それでも本作は250億円近い興行収入となり大ヒットを記録したらしい。エンドロールではこの映画がヒットしたことにより中国国内でいじめに関する法整備がなされたというテロップが出る。もしかすると冒頭の監督の言葉も含め、中国国内の事情によって無理やり入れられているのかもしれない。そんなふうに感じるほどちょっと違和感があるテロップだった。

冒頭の言葉は「希望を持ってほしい」というものだった。しかし、いじめに対する解決としては本作は到底無理がある。というのも、チェン・ニェンはいじめっ子を階段から突き落として殺してしまうわけで、そんな方法は解決にならないからだ。

これは勝手な推測だが、本作はいじめ問題を描いたものというよりは、いじめという障害によって燃え上がってしまうラブストーリー狙っていたんじゃないのだろうか。本作のキモとなるのはシャオベイが殺人の罪を被る後半部分なわけで、多くの人はそこに涙したんじゃないだろうか。個人的には全体的にリアリティに欠けるような気がしてあまりノレなかったけれど……。

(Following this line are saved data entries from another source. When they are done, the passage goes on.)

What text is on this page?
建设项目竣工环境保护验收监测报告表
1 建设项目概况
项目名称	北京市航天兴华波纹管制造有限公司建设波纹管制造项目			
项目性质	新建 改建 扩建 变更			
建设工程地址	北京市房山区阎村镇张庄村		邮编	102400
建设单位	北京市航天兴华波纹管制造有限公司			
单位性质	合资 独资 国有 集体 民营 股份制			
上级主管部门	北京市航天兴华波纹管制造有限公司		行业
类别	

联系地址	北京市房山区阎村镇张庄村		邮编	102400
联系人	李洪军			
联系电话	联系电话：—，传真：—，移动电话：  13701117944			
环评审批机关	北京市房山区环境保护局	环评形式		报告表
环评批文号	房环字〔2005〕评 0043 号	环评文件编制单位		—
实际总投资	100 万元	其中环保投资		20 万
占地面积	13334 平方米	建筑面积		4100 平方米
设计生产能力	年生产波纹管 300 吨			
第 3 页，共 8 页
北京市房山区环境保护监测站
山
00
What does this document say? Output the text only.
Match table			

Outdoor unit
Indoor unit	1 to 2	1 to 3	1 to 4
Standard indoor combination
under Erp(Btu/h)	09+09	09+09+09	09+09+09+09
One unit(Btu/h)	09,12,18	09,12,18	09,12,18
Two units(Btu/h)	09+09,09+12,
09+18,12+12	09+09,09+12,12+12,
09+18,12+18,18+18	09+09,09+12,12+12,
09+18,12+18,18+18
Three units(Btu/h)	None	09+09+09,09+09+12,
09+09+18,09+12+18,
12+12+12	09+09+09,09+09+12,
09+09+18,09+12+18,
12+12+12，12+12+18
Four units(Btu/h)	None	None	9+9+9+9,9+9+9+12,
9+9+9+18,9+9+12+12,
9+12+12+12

それでも役者陣はとても素晴らしかった。役柄としては殺されても仕方ないんじゃないかとすら思えるほど理不尽ないじめを主導するジョウ・イエは誰が見ても見目麗しいし、シャオベイを演じたイー・ヤンチェンシーはアイドルグループのメンバーとのことだがハングリーな面構えをしていた。

一番驚異的だったのがチョウ・ドンユイ。高校生を演じているわけだが、その華奢な体の線もあって、中学生と言っても通じるほど初々しい。実はもう20代半ばだったらしい。彼女はコン・リーチャン・ツィイーを発掘したチャン・イーモウに見染められてデビューした「13億人の妹」などと言われる人気者らしい。その『サンザシの樹の下で』も観てみたくなった。